Углубление знания о социальной структуре городского сообщества привело Кларенса Перри к формированию концепции «соседства» как своеобразной молекулы, соединение которой со сходными планировочными единицами должно было привести к равномерному развитию города. Ядром «соседства» является школа с ее спортивными площадками, зал и площадь для собраний жителей. В Советском Союзе «соседство» перевели как «микрорайон».
Перри считался с тем, что уже наступила автомобильная эра, подчеркивая, что транзитные улицы становятся естественными границами «соседств», тогда как в их пределах проезды меньшей ширины будут открыты лишь для местного транспорта. Следуя ранней версии программы Перри, архитекторы Стейн и Райт уже завершили в 1928 г. участок в 30 га в 5 милях от Манхэттена, создав там Саннисайд – группу из нескольких сверхкрупных кварталов с парками внутри, но в пределах Нью-Йорка их связывала обязательность прямоугольной планировочной решетки. Затем, уже за городской чертой, работая на ГКЖЗ – Городскую Корпорацию Жилой Застройки, они создали, наконец, американскую версию города-сада – Рэдберн. На территории в 8 кв.км суперкварталы были теперь освобождены от требований планировочной сетки, а компоновка групп домов, по модели Унвина-Паркера, что подчеркивали авторы, была сделана так, что автомобильное движение через центральные парки было уже невозможно. Как с гордостью говорили авторы, «Мы ликвидировали задний двор... и построили дома, у которых нет заднего фасада, а потому нет и переднего».
Модель не выдержала испытания временем.
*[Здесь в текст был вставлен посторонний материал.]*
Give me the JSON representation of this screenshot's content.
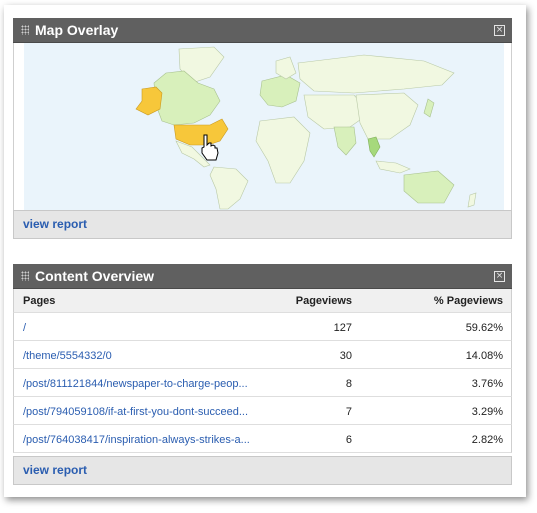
{
  "map_widget": {
    "title": "Map Overlay",
    "footer_link": "view report",
    "colors": {
      "ocean": "#eaf4fb",
      "land": "#f1f8e1",
      "low": "#d8f0bb",
      "mid": "#a6d97c",
      "high": "#f7c73a"
    }
  },
  "content_widget": {
    "title": "Content Overview",
    "columns": [
      "Pages",
      "Pageviews",
      "% Pageviews"
    ],
    "rows": [
      {
        "page": "/",
        "pageviews": "127",
        "percent": "59.62%"
      },
      {
        "page": "/theme/5554332/0",
        "pageviews": "30",
        "percent": "14.08%"
      },
      {
        "page": "/post/811121844/newspaper-to-charge-peop...",
        "pageviews": "8",
        "percent": "3.76%"
      },
      {
        "page": "/post/794059108/if-at-first-you-dont-succeed...",
        "pageviews": "7",
        "percent": "3.29%"
      },
      {
        "page": "/post/764038417/inspiration-always-strikes-a...",
        "pageviews": "6",
        "percent": "2.82%"
      }
    ],
    "footer_link": "view report"
  }
}
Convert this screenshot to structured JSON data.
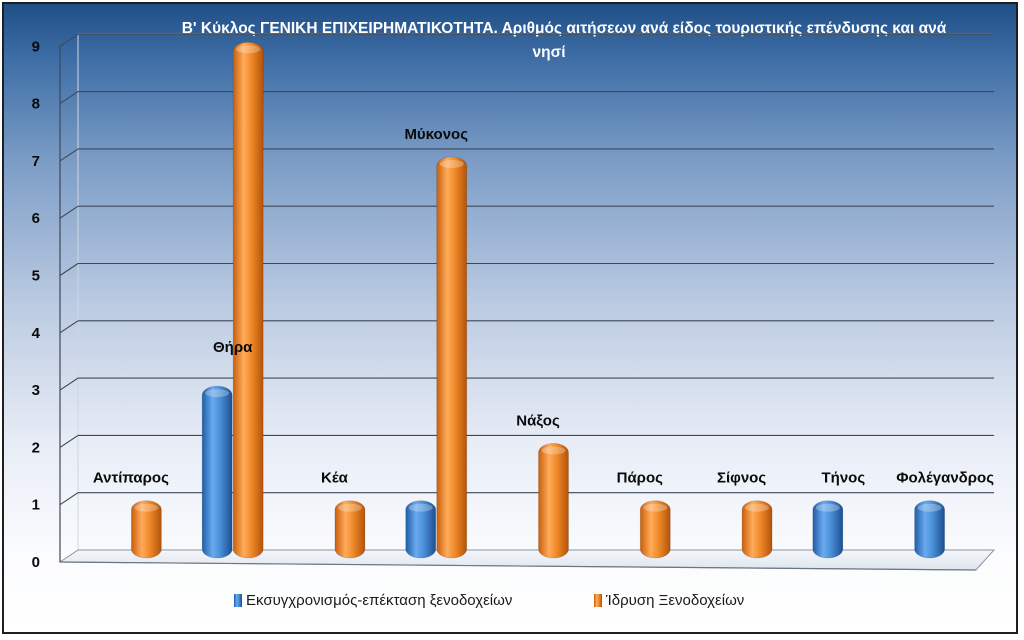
{
  "chart_data": {
    "type": "bar",
    "title_lines": [
      "Β' Κύκλος ΓΕΝΙΚΗ ΕΠΙΧΕΙΡΗΜΑΤΙΚΟΤΗΤΑ.  Αριθμός αιτήσεων ανά είδος τουριστικής επένδυσης  και ανά",
      "νησί"
    ],
    "categories": [
      "Αντίπαρος",
      "Θήρα",
      "Κέα",
      "Μύκονος",
      "Νάξος",
      "Πάρος",
      "Σίφνος",
      "Τήνος",
      "Φολέγανδρος"
    ],
    "series": [
      {
        "name": "Εκσυγχρονισμός-επέκταση  ξενοδοχείων",
        "color": "#4a90d9",
        "values": [
          0,
          3,
          0,
          1,
          0,
          0,
          0,
          1,
          1
        ]
      },
      {
        "name": "Ίδρυση Ξενοδοχείων",
        "color": "#f08a2a",
        "values": [
          1,
          9,
          1,
          7,
          2,
          1,
          1,
          0,
          0
        ]
      }
    ],
    "y_ticks": [
      "0",
      "1",
      "2",
      "3",
      "4",
      "5",
      "6",
      "7",
      "8",
      "9"
    ],
    "ylim": [
      0,
      9
    ],
    "grid": true,
    "legend_position": "bottom",
    "style": "3d-cylinder"
  }
}
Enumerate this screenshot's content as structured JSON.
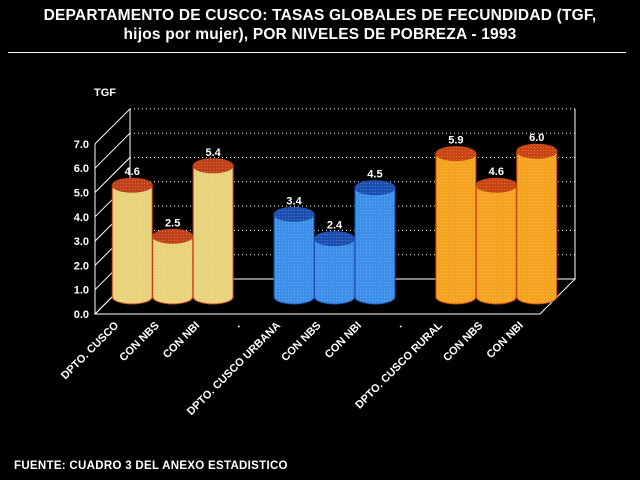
{
  "title_line1": "DEPARTAMENTO DE CUSCO: TASAS GLOBALES DE FECUNDIDAD (TGF,",
  "title_line2": "hijos por mujer), POR NIVELES DE POBREZA - 1993",
  "footer": "FUENTE: CUADRO 3  DEL ANEXO ESTADISTICO",
  "chart_data": {
    "type": "bar",
    "ylabel": "TGF",
    "ylim": [
      0,
      7
    ],
    "yticks": [
      "0.0",
      "1.0",
      "2.0",
      "3.0",
      "4.0",
      "5.0",
      "6.0",
      "7.0"
    ],
    "grid": true,
    "categories": [
      "DPTO. CUSCO",
      "CON NBS",
      "CON NBI",
      ".",
      "DPTO. CUSCO URBANA",
      "CON NBS",
      "CON NBI",
      ".",
      "DPTO. CUSCO RURAL",
      "CON NBS",
      "CON NBI"
    ],
    "values": [
      4.6,
      2.5,
      5.4,
      null,
      3.4,
      2.4,
      4.5,
      null,
      5.9,
      4.6,
      6.0
    ],
    "value_labels": [
      "4.6",
      "2.5",
      "5.4",
      "",
      "3.4",
      "2.4",
      "4.5",
      "",
      "5.9",
      "4.6",
      "6.0"
    ],
    "groups": [
      {
        "name": "cusco",
        "indices": [
          0,
          1,
          2
        ],
        "color": "#e8d27a",
        "outline": "#c0401a"
      },
      {
        "name": "urbana",
        "indices": [
          4,
          5,
          6
        ],
        "color": "#3b8fe8",
        "outline": "#1a4fb0"
      },
      {
        "name": "rural",
        "indices": [
          8,
          9,
          10
        ],
        "color": "#f5a21e",
        "outline": "#c84410"
      }
    ]
  }
}
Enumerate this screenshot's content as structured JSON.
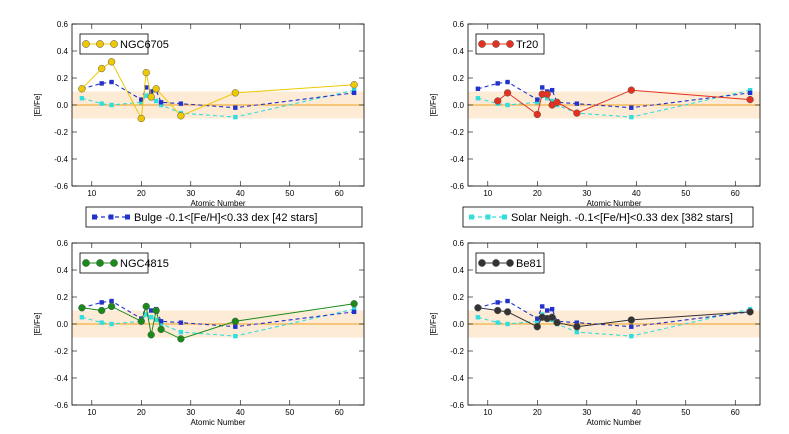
{
  "colors": {
    "band": "#fdebd6",
    "zero_line": "#f0a020",
    "bulge": "#2233cc",
    "solar": "#33dddd"
  },
  "chart_data": [
    {
      "type": "line",
      "xlabel": "Atomic Number",
      "ylabel": "[El/Fe]",
      "xlim": [
        6,
        65
      ],
      "ylim": [
        -0.6,
        0.6
      ],
      "xticks": [
        "10",
        "20",
        "30",
        "40",
        "50",
        "60"
      ],
      "yticks": [
        "-0.6",
        "-0.4",
        "-0.2",
        "0.0",
        "0.2",
        "0.4",
        "0.6"
      ],
      "band": [
        -0.1,
        0.1
      ],
      "legend": "NGC6705",
      "legend_position": "top-left",
      "series": [
        {
          "name": "NGC6705",
          "color": "#f0c800",
          "x": [
            8,
            12,
            14,
            20,
            21,
            22,
            23,
            28,
            39,
            63
          ],
          "values": [
            0.12,
            0.27,
            0.32,
            -0.1,
            0.24,
            0.06,
            0.12,
            -0.08,
            0.09,
            0.15
          ]
        },
        {
          "name": "Bulge",
          "color": "#2233cc",
          "x": [
            8,
            12,
            14,
            20,
            21,
            22,
            23,
            24,
            28,
            39,
            63
          ],
          "values": [
            0.12,
            0.16,
            0.17,
            0.04,
            0.13,
            0.1,
            0.11,
            0.02,
            0.01,
            -0.02,
            0.09
          ]
        },
        {
          "name": "Solar",
          "color": "#33dddd",
          "x": [
            8,
            12,
            14,
            20,
            21,
            22,
            23,
            24,
            28,
            39,
            63
          ],
          "values": [
            0.05,
            0.01,
            0.0,
            0.02,
            0.07,
            0.05,
            0.03,
            0.0,
            -0.06,
            -0.09,
            0.11
          ]
        }
      ]
    },
    {
      "type": "line",
      "xlabel": "Atomic Number",
      "ylabel": "[El/Fe]",
      "xlim": [
        6,
        65
      ],
      "ylim": [
        -0.6,
        0.6
      ],
      "xticks": [
        "10",
        "20",
        "30",
        "40",
        "50",
        "60"
      ],
      "yticks": [
        "-0.6",
        "-0.4",
        "-0.2",
        "0.0",
        "0.2",
        "0.4",
        "0.6"
      ],
      "band": [
        -0.1,
        0.1
      ],
      "legend": "Tr20",
      "legend_position": "top-left",
      "series": [
        {
          "name": "Tr20",
          "color": "#e53020",
          "x": [
            12,
            14,
            20,
            21,
            22,
            23,
            24,
            28,
            39,
            63
          ],
          "values": [
            0.03,
            0.09,
            -0.07,
            0.08,
            0.08,
            0.0,
            0.02,
            -0.06,
            0.11,
            0.04
          ]
        },
        {
          "name": "Bulge",
          "color": "#2233cc",
          "x": [
            8,
            12,
            14,
            20,
            21,
            22,
            23,
            24,
            28,
            39,
            63
          ],
          "values": [
            0.12,
            0.16,
            0.17,
            0.04,
            0.13,
            0.1,
            0.11,
            0.02,
            0.01,
            -0.02,
            0.09
          ]
        },
        {
          "name": "Solar",
          "color": "#33dddd",
          "x": [
            8,
            12,
            14,
            20,
            21,
            22,
            23,
            24,
            28,
            39,
            63
          ],
          "values": [
            0.05,
            0.01,
            0.0,
            0.02,
            0.07,
            0.05,
            0.03,
            0.0,
            -0.06,
            -0.09,
            0.11
          ]
        }
      ]
    },
    {
      "type": "line",
      "xlabel": "Atomic Number",
      "ylabel": "[El/Fe]",
      "xlim": [
        6,
        65
      ],
      "ylim": [
        -0.6,
        0.6
      ],
      "xticks": [
        "10",
        "20",
        "30",
        "40",
        "50",
        "60"
      ],
      "yticks": [
        "-0.6",
        "-0.4",
        "-0.2",
        "0.0",
        "0.2",
        "0.4",
        "0.6"
      ],
      "band": [
        -0.1,
        0.1
      ],
      "legend": "NGC4815",
      "legend_position": "top-left",
      "series": [
        {
          "name": "NGC4815",
          "color": "#1a8a1a",
          "x": [
            8,
            12,
            14,
            20,
            21,
            22,
            23,
            24,
            28,
            39,
            63
          ],
          "values": [
            0.12,
            0.1,
            0.13,
            0.02,
            0.13,
            -0.08,
            0.1,
            -0.04,
            -0.11,
            0.02,
            0.15
          ]
        },
        {
          "name": "Bulge",
          "color": "#2233cc",
          "x": [
            8,
            12,
            14,
            20,
            21,
            22,
            23,
            24,
            28,
            39,
            63
          ],
          "values": [
            0.12,
            0.16,
            0.17,
            0.04,
            0.13,
            0.1,
            0.11,
            0.02,
            0.01,
            -0.02,
            0.09
          ]
        },
        {
          "name": "Solar",
          "color": "#33dddd",
          "x": [
            8,
            12,
            14,
            20,
            21,
            22,
            23,
            24,
            28,
            39,
            63
          ],
          "values": [
            0.05,
            0.01,
            0.0,
            0.02,
            0.07,
            0.05,
            0.03,
            0.0,
            -0.06,
            -0.09,
            0.11
          ]
        }
      ]
    },
    {
      "type": "line",
      "xlabel": "Atomic Number",
      "ylabel": "[El/Fe]",
      "xlim": [
        6,
        65
      ],
      "ylim": [
        -0.6,
        0.6
      ],
      "xticks": [
        "10",
        "20",
        "30",
        "40",
        "50",
        "60"
      ],
      "yticks": [
        "-0.6",
        "-0.4",
        "-0.2",
        "0.0",
        "0.2",
        "0.4",
        "0.6"
      ],
      "band": [
        -0.1,
        0.1
      ],
      "legend": "Be81",
      "legend_position": "top-left",
      "series": [
        {
          "name": "Be81",
          "color": "#333333",
          "x": [
            8,
            12,
            14,
            20,
            21,
            22,
            23,
            24,
            28,
            39,
            63
          ],
          "values": [
            0.12,
            0.1,
            0.09,
            -0.02,
            0.05,
            0.04,
            0.05,
            0.01,
            -0.02,
            0.03,
            0.09
          ]
        },
        {
          "name": "Bulge",
          "color": "#2233cc",
          "x": [
            8,
            12,
            14,
            20,
            21,
            22,
            23,
            24,
            28,
            39,
            63
          ],
          "values": [
            0.12,
            0.16,
            0.17,
            0.04,
            0.13,
            0.1,
            0.11,
            0.02,
            0.01,
            -0.02,
            0.09
          ]
        },
        {
          "name": "Solar",
          "color": "#33dddd",
          "x": [
            8,
            12,
            14,
            20,
            21,
            22,
            23,
            24,
            28,
            39,
            63
          ],
          "values": [
            0.05,
            0.01,
            0.0,
            0.02,
            0.07,
            0.05,
            0.03,
            0.0,
            -0.06,
            -0.09,
            0.11
          ]
        }
      ]
    }
  ],
  "reference_legends": {
    "bulge": "Bulge -0.1<[Fe/H]<0.33 dex [42 stars]",
    "solar": "Solar Neigh. -0.1<[Fe/H]<0.33 dex [382 stars]"
  }
}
Хотя «Ассоциация Рэдберн» сохраняла контроль над пространственной структурой, дома выставлялись на продажу, и все надежды на социальную интеграцию рухнули. Трое из пяти домовладельцев оказались управленцами среднего уровня, и выше, «синих воротничков» среди жителей Рэдберна не было совсем, к тому же, в соответствии с тогдашней американской практикой, риэлторы не продавали там жилье не только неграм, но и евреям. Великий кризис и депрессия приостановили рост Рэдберна, так что к середине 30-х годов там было только полторы тысячи жителей – слишком мало, чтобы поддерживать развитую социальную программу, а поддержать коммунальные службы удавалось лишь с помощью ГКЖЗ и Фонда Карнеги.
Были другие попытки, из которых относительно успешным стало создание Болдвин Хиллз в Лос-Анджелесе, где, однако, пришлось пойти на урезание программы. Так, обширные лужайки были проданы частным владельцам, чтобы снизить коммунальные расходы, торговый центр и детские сады так и не были построены. Поначалу проект осуществлялся как расово интегрированный, однако со временем белые семьи выехали, жалуясь на беспокойных соседей. Болдвин Хиллз, переименованный в Зеленую Деревню, существует по сей день, однако в связи с близким соседством района субсидируемого жилья, по ночам его объезжают полицейские на мотоциклах, что плохо корреспондирует с первоначальным замыслом. успех сопутствовал другому предприятию – Зеленому Поясу.
С началом выхода из депрессии Рексфорд Тагвелл, экономист из «мозгового штаба» президента Рузвельта, предложил строить крупные поселки на дешевой земле за городской чертой, переселять туда обитателей трущобных кварталов, а затем сносить трущобы, создавая парки на освободившихся местах. Непосредственная близость к городу, а значит, к рабочим местам имела в программе Тагвелла принципиальное значение. От амбициозной программы (предлагалось построить 3000 таких пригородов), мало что осталось. Из списка первых 25 средства нашлись только для восьми. Конгресс урезал их число до пяти, осуществление еще двух было остановлены местными протестами. В результате были созданы только три: Гринбелт под Вашингтоном, Гринхилл у Цинциннати и Гриндейл, рядом с Милуоки.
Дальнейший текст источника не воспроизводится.